Mit der Konkurrenz auf dem Müsli-Markt will Seedheart allerdings nicht verglichen werden. „Wir bieten ein vollkommen anderes Produkt an, das nichts mit herkömmlichen Müslis gemeinsam hat“, sagt Tobias Blume. Er hat diesen Satz schon oft gesagt. Auf Messen, wo er Seedheart vorgestellt hat, auf Sportveranstaltungen, wo er die Mischung verköstigen lässt. Und bei Einzelhändlern, denen er seinen Superfood-Mix präsentiert hat. Die Mühe hat sich gelohnt, immer mehr Läden nehmen Seedheart ins Sortiment auf.
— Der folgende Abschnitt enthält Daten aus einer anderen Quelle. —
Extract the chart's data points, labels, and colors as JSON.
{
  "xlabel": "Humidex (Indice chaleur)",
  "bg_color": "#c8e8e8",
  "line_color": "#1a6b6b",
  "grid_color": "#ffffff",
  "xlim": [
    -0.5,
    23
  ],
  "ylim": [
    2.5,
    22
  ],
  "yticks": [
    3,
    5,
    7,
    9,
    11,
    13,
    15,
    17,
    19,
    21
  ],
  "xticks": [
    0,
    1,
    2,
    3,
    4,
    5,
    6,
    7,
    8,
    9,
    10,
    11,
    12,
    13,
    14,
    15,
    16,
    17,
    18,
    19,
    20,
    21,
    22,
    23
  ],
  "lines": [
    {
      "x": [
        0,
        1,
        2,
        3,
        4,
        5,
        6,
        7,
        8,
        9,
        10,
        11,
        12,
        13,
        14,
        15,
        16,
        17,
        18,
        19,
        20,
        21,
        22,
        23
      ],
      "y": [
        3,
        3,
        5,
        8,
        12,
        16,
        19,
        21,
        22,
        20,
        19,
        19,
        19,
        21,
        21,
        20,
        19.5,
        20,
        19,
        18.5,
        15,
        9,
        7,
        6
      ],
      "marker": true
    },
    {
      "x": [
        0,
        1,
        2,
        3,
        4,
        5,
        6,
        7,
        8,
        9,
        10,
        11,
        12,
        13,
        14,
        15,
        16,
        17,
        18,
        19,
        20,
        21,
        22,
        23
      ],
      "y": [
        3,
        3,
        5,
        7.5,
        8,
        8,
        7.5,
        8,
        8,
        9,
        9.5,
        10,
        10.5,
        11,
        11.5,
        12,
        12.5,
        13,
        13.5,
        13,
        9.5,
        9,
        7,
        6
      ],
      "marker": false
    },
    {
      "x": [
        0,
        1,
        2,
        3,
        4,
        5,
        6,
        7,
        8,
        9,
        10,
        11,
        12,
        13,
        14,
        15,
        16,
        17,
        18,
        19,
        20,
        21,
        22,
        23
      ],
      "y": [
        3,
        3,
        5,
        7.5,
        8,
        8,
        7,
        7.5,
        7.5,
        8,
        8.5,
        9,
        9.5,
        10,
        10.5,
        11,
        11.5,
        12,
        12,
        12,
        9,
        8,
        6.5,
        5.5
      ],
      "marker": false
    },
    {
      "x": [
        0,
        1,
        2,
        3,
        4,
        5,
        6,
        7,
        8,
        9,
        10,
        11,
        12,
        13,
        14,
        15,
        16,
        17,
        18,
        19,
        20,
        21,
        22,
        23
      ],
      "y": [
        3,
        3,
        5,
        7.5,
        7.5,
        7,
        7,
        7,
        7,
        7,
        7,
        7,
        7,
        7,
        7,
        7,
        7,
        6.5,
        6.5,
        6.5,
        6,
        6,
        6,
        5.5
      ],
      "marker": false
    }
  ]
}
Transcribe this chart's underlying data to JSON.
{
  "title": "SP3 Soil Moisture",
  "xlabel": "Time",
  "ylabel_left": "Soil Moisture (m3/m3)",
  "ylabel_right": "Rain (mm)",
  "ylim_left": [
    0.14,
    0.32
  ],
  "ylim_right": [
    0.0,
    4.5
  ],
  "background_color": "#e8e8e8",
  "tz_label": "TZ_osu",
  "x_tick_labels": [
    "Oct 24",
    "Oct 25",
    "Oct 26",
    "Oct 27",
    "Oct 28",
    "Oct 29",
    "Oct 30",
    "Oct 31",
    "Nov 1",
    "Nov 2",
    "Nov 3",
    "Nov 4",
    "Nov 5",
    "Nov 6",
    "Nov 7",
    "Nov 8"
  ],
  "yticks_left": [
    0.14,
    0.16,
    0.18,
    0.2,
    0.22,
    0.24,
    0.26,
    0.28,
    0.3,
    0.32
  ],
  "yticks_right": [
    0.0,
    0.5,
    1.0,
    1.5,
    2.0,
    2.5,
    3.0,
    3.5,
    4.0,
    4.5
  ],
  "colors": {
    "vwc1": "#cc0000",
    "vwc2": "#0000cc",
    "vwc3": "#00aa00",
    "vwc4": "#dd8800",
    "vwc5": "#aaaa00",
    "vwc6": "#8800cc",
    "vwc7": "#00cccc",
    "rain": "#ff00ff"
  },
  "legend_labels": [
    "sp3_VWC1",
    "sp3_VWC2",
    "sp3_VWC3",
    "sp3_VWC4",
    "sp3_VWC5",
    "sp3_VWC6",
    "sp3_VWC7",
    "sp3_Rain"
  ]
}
Derzeit arbeitet Seedheart daran, auch außerhalb von Hamburg bekannt zu werden. Ein erster Schritt ist getan: Ab Februar bietet die Bio Company die Superfood-Sorten auch in ihren Märkten in Berlin an. Sollte sich Seedheart dort so gut verkaufen wie in der Hansestadt, kommt das Produkt voraussichtlich bundesweit in die Läden. Außerdem laufen derzeit Gespräche mit einer Hotelkette, die das Power-Frühstück künftig auf dem Büfett am Morgen platzieren will. Seedheart greift eben nicht nach den Sternen. Sondern den Kernen.